The best part about eating in a cultural melting pot like Shanghai, is being able to taste your way through all of China – without actually leaving the city! Fast paced and ever boasting with new amazing eateries, Shanghai has become the home of some of the best Chinese food, thanks to a huge influx of migrants bringing their own food culture to the heart of the city.
So much so, finding local (non-touristy) restaurants can prove to be a bit of a challenge, especially as many places don’t advertise and instead, rely solely on word of mouth. Here are some insider tips on how to eat your way through Shanghai like a local:
The French Concession is a great place to start with an abundance of epicurean delights on offer – from local street stalls to wet markets and little hole in the walls only locals know about, you’re sure to find something that will satisfy your taste buds!
First, grab yourself a stewed pork sandwich from Fresh Bread Roujiamo. A traditional snack from the Shaanxi province (northern China), Roujiamo is believed to be the world’s oldest sandwich since its bread dates back to the Qin dynasty (221–206 BC) and its meat to the Zhou dynasty (1045–256 BC). It is hard to find anywhere else outside of big hubs like Shanghai and Beijing, so it’s a must try on your food journey!

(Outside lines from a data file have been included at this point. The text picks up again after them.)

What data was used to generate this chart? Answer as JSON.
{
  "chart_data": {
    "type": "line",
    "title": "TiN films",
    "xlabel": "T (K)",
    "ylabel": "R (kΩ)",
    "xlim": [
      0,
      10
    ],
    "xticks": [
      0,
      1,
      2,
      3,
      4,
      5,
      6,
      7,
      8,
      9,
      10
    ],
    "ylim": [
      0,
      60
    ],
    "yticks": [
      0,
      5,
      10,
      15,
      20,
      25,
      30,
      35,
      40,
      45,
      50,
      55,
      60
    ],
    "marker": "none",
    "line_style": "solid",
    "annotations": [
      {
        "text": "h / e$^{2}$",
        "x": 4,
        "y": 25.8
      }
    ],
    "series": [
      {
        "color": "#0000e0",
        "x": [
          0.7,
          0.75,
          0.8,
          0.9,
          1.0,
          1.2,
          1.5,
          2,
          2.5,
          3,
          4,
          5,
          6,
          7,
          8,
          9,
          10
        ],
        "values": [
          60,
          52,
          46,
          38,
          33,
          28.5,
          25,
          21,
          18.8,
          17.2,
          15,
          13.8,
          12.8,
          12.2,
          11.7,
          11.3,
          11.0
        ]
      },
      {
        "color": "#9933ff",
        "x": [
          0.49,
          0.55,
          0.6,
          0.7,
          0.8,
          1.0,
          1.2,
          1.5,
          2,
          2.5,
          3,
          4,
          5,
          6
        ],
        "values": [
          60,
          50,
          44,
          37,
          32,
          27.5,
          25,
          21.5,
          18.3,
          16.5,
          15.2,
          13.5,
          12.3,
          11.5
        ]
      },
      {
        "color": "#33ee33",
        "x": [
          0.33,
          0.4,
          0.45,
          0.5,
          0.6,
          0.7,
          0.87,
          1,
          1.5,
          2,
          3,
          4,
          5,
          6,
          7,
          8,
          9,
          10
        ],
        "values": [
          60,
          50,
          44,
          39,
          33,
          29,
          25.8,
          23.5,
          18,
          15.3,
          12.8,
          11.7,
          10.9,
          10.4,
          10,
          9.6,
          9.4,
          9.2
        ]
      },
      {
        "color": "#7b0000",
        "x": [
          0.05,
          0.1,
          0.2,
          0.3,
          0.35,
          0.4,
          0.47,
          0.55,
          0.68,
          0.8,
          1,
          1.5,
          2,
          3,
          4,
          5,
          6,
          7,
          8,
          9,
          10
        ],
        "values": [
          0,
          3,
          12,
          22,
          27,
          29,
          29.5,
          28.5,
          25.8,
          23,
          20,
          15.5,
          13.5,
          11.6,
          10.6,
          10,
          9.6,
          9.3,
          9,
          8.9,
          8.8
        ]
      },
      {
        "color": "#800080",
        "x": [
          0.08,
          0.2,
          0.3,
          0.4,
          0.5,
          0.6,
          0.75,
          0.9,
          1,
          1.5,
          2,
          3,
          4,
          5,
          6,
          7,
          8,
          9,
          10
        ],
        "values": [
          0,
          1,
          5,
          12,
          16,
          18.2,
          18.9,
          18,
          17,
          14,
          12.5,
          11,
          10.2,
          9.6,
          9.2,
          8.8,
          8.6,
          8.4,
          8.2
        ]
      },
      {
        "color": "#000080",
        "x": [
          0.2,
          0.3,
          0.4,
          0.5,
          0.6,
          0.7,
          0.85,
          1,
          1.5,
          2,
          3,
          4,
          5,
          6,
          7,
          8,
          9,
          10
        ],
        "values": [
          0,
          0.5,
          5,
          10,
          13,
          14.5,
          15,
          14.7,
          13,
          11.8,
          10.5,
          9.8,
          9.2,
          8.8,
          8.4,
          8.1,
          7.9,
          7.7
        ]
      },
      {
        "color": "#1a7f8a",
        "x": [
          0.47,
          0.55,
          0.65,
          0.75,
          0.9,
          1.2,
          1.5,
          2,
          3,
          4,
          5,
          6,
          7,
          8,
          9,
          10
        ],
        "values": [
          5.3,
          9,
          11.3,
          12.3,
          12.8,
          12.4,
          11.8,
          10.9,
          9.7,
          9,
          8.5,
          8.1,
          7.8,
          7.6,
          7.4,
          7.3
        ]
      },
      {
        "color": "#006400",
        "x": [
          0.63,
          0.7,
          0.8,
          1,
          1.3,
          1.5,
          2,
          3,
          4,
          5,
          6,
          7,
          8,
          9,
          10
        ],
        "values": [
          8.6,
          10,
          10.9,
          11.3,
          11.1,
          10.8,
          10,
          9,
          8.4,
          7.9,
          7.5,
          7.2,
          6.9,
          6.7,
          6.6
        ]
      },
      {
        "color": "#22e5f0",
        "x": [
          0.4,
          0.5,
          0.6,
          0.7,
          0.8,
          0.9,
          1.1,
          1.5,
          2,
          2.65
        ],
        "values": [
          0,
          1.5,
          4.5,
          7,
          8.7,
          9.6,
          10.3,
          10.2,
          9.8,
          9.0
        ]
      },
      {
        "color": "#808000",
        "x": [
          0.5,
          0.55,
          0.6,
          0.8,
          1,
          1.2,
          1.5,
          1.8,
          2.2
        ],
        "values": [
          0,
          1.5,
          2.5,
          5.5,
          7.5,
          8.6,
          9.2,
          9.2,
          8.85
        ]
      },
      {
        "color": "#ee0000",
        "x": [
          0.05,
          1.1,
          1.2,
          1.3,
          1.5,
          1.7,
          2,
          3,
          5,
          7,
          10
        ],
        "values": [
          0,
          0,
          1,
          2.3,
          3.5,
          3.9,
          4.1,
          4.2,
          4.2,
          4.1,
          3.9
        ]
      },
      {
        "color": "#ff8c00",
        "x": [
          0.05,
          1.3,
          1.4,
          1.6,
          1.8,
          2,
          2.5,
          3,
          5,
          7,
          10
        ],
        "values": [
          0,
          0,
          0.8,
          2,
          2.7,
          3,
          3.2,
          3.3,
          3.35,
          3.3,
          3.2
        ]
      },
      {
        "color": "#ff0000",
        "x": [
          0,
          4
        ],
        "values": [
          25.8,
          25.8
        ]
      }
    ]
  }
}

Next, make your way to Golden Phoenix, a Hong Kong style Cantonese restaurant for the best roasted meat platter you’ve ever tasted – including goose, duck and pork. 75% of all meat consumption in China is pork, with beef considered a delicacy. Accompany this with beef fried rice noodles, a traditional pineapple bun and mango pudding to finish. The incorporation of sweets at the end of a meal and the use of dairy derives from British influence.
If you feel like seafood, Ningbo Old-Style Restaurant is the place for you! Try their fried yellow croaker & seaweed, fried bamboo shoots with shrimp & duck, pickled jelly fish, stir-fried rice cakes and mashed favas as side dishes. With new exciting flavours and textures, you may find this to be the biggest departure from traditional ideas of Chinese food. Interestingly, in Chinese culture a meal isn’t complete without 5 colours, textures and flavours. So don’t be shy to try different dishes and have a few glasses of Baijiu with your meal, the most consumed spirit in China!
If you are feeling adventurous and like spicy food, try the famous rabbit heads at Shy Pepper Restaurant, along with cowpea noodles, scrumptious chili wontons and some ‘oh so satisfying’ rice cakes. Husking one of these rabbit heads is an art in itself, so you might want to ask one of the staff to show you how to proceed!